Gönderdikleri birlik kapıyı zorlamayı başarırsa, Mehi de aralıktan içeri sızacak, loncanın ayrıcalıklarını yok edecekti. İş çok ciddiydi. Şef Sobek, çoğunlukla genç askerlerle karşı karşıya olduğunu anladı. Hakikat Meydanı’nın sorumluluğunu üstlendiği günden beri, ilk kez askerlerle karşılaşıyordu. İki sıra halinde gelen askerler 1. Tabya’nın önünde durmuştu. İyi eğitilmiş, güçlü kuvvetli Nübyeli polislerin ellerinde palalar ve sopalar vardı. Emirlerinin tartışılmaz olduğunu bildikleri Şef Sobek’in buyruklarını yerine getirmeye hazır görünüyorlardı. Sobek ilerledi. – Başınızda kim var? – Ben, dedi yaşlı bir asker. Tepesinden bakan iriyan zenciden etkilendiği kesindi. Emirleri vergi müfettişinden alıyorum. O ana kadar askerlerin ardında duran şişman bir adam, ilerleyerek tiz bir sesle Sobek’e seslendi. – Batı yakası başyöneticisinden köydeki hayvanların sayımını yapma ve uygulanacak vergiyi hesaplama talimatı aldım. Son yıllarda verilmiş hiçbir bildirime rastlamadığımdan, ceza yazmak zorunda kalacağım kuşkusuz.

Kamu görevi yaptığınıza göre bana yardım edip talimatı yerine getirmemi sağlamanız gerekir. Şef Sobek hiç de böyle bir saldırı beklemiyordu. – Sizin istediğiniz… köye girmek mi? – Başka bir yolu yok gibi. – Aldığım emir kesin. Zanaatkar ya da zanaatkar ailesinden olmayanlar, benim onayım olmadan köye giremez. – Mantıklı olun. Ben yönetimi temsil ediyorum. – Size hatırlattığım emir, sadece firavun ve vezire uygulanmaz. Görebildiğim kadarıyla siz ne firavunsunuz ne de vezir. – Vergi karşısında eğilmek zorundasınız! Gidip mezar kâtibine sorun, size yasayı hatırlatacaktır. Sobek tereddüt etti. Müfettişin önerdiği pek de kötü bir fikir değildi, anlaşılan Öfkeli Kenhir’i tanımıyordu. – Tamam, ama askerleriniz yerlerinden kıpırdamasın! Tabyanın öte tarafına geçmeye kalkışırlarsa, adamlarım gözlerinin yaşlarına bakmaz. – Konuşma tarzınızı beğenmedim, Şef Sobek. Adamlarınızın sayısı askerlerimden az, üstelik yasa da benden yana.

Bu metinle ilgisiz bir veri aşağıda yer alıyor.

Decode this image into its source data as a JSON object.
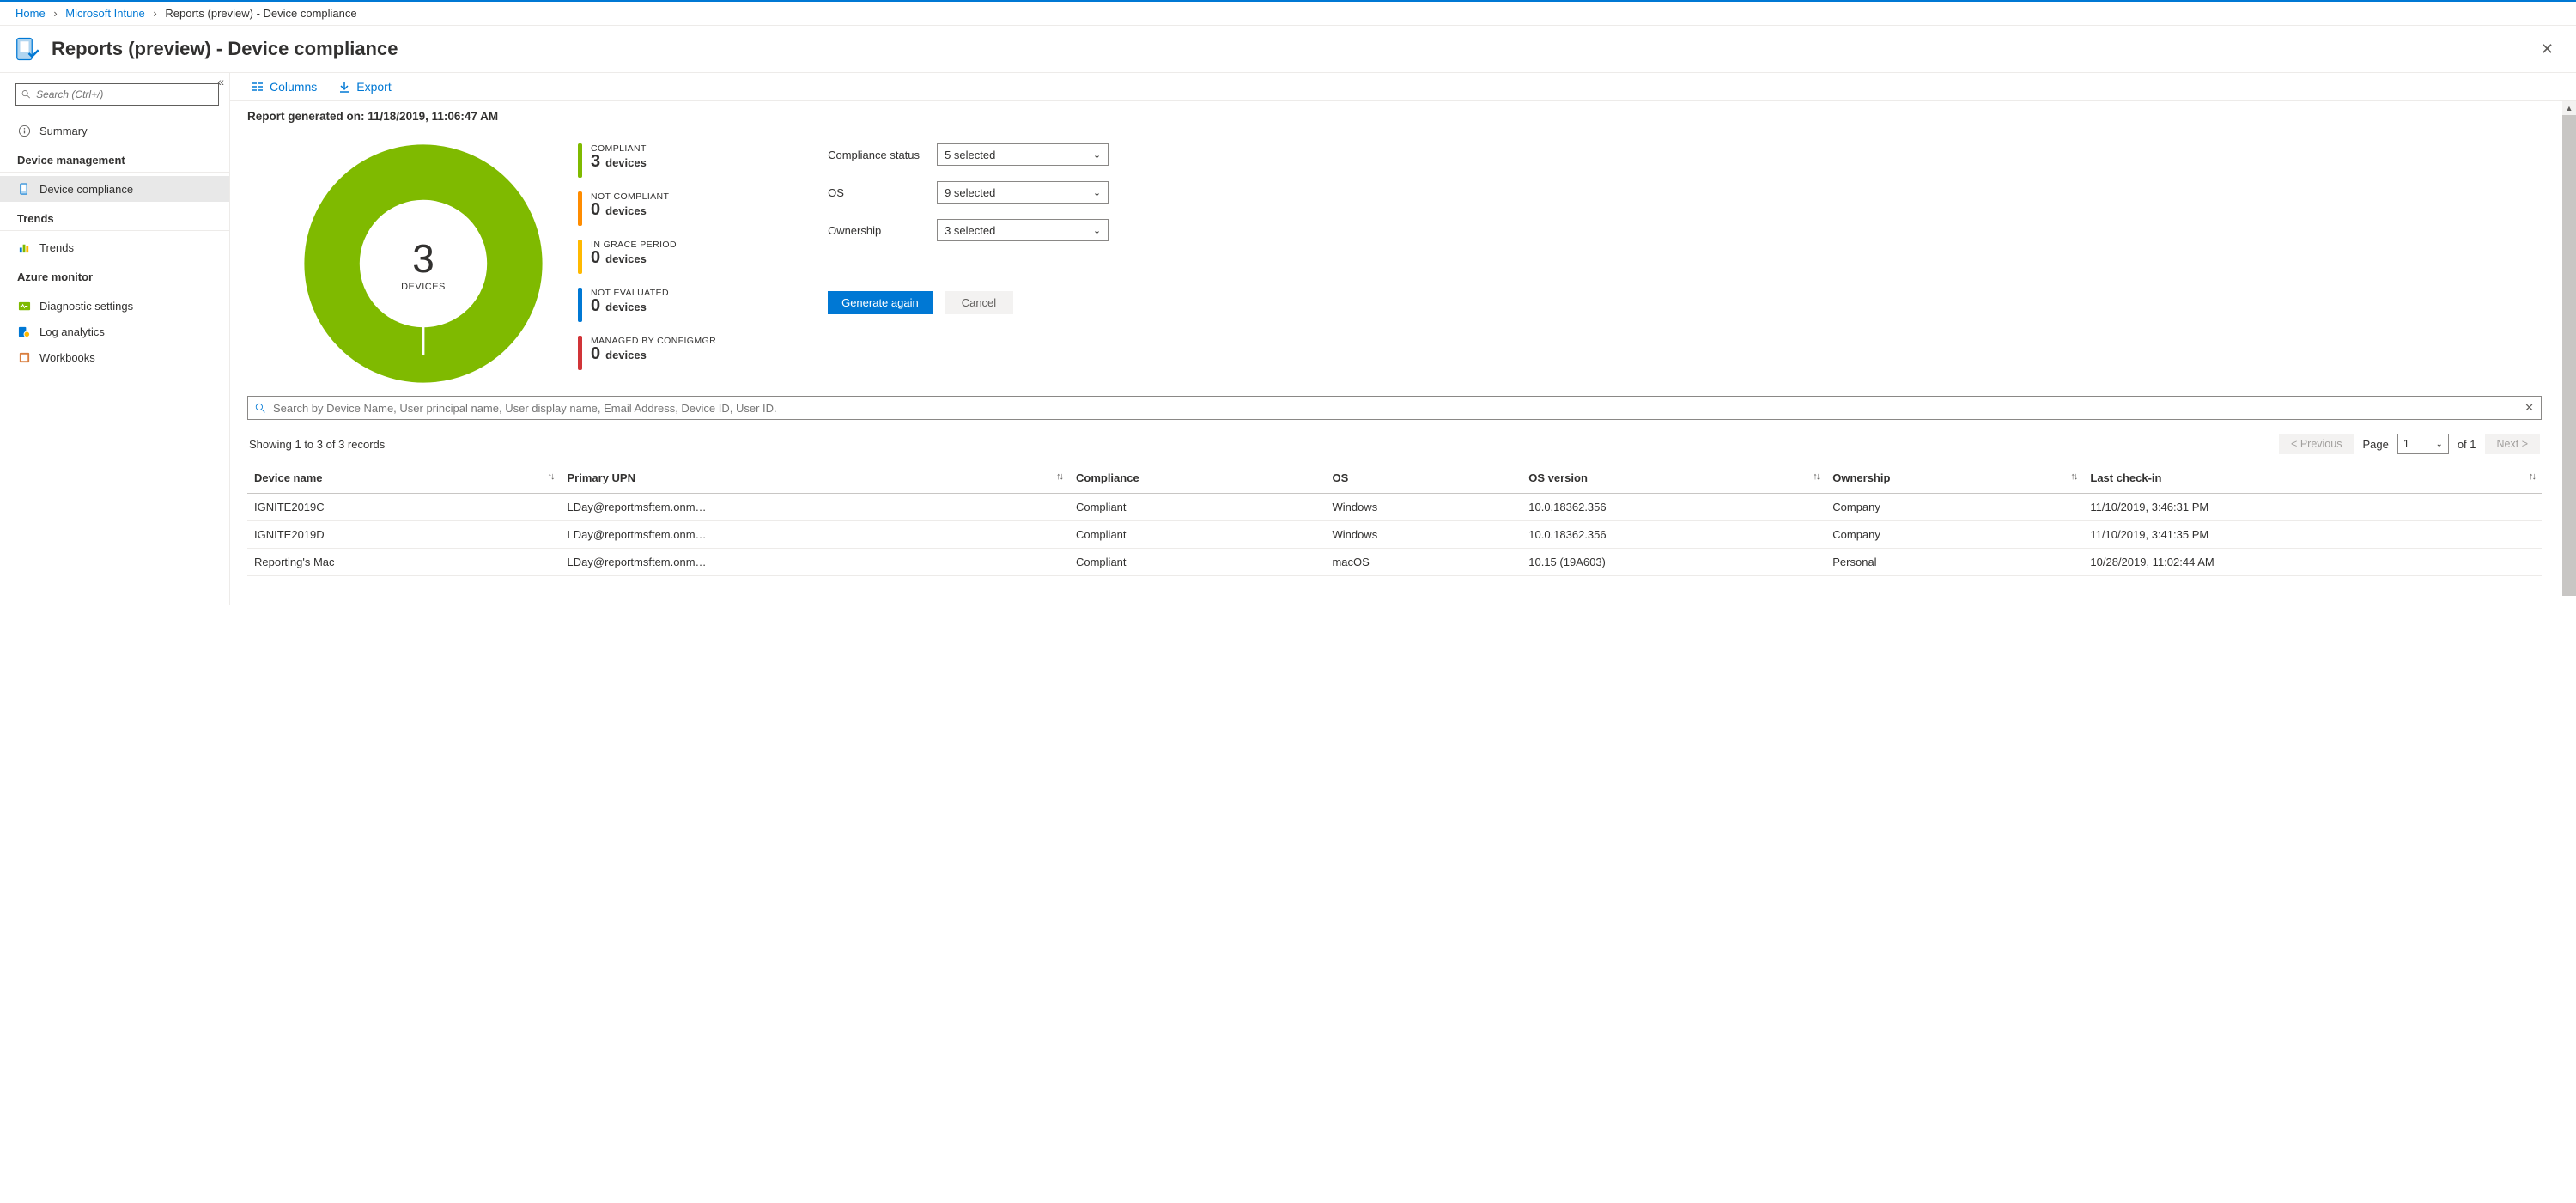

– Eğer böyle düşünüyorsanız, kimseyi çağırmam ve sorunu kendi yöntemimle çözerim. Sopalarını hazırlamaları için Nübyeli polislere emir vermek gerekmedi. Karşılarındakilerden çok daha genç, çok daha atik görünüyorlardı, bire karşı üç boğuşmaktan korkmayacakları kesindi. – Sinirlenmeyelim, dedi vergi müfettişi. Ben buraya yasayı uygulamak için geldim. Siz de öyle. – Bana verilen emirler kesin. Hiçbir ayrıcalık göstermeden uygulamak zorundayım. – Öyleyse mezar kâtibini getirin! – Sakın ilerlemeye kalkışmayın! Müfettiş ne cevap vereceğini bilemez bir durumda olduğu yerde kaldı. Görevinin çok zor olduğunu söylemişlerdi ama böylesi bir direnişle karşılaşacağını hesaplamamıştı. Üstelik o dev zencinin görünüşü bile ürkütücüydü; kavga çıkarsa kafasına bir sopa yemesi bile mümkündü. En iyisi kuvvete başvurmaktan kaçınmak, mezar kâtibini oldubittiyle karşı karşıya bırakıp, fırsattan yararlanmaktı. Tabyaları aşarken fazla acele etmedi Sobek. Nasıl olsa bu çapulcular adamlarının hakkından gelemezdi; ama bunlardan sonra başkaları da gelecekti, daha kalabalık ve daha güçlü birlikler. Askerlerin müdahalesine Batı Yakası Başyöneticisi Abri’den başka kim karar vermiş olabilirdi ki… Sobek Abri’yi bir kez daha yolunun üzerinde buluyordu işte.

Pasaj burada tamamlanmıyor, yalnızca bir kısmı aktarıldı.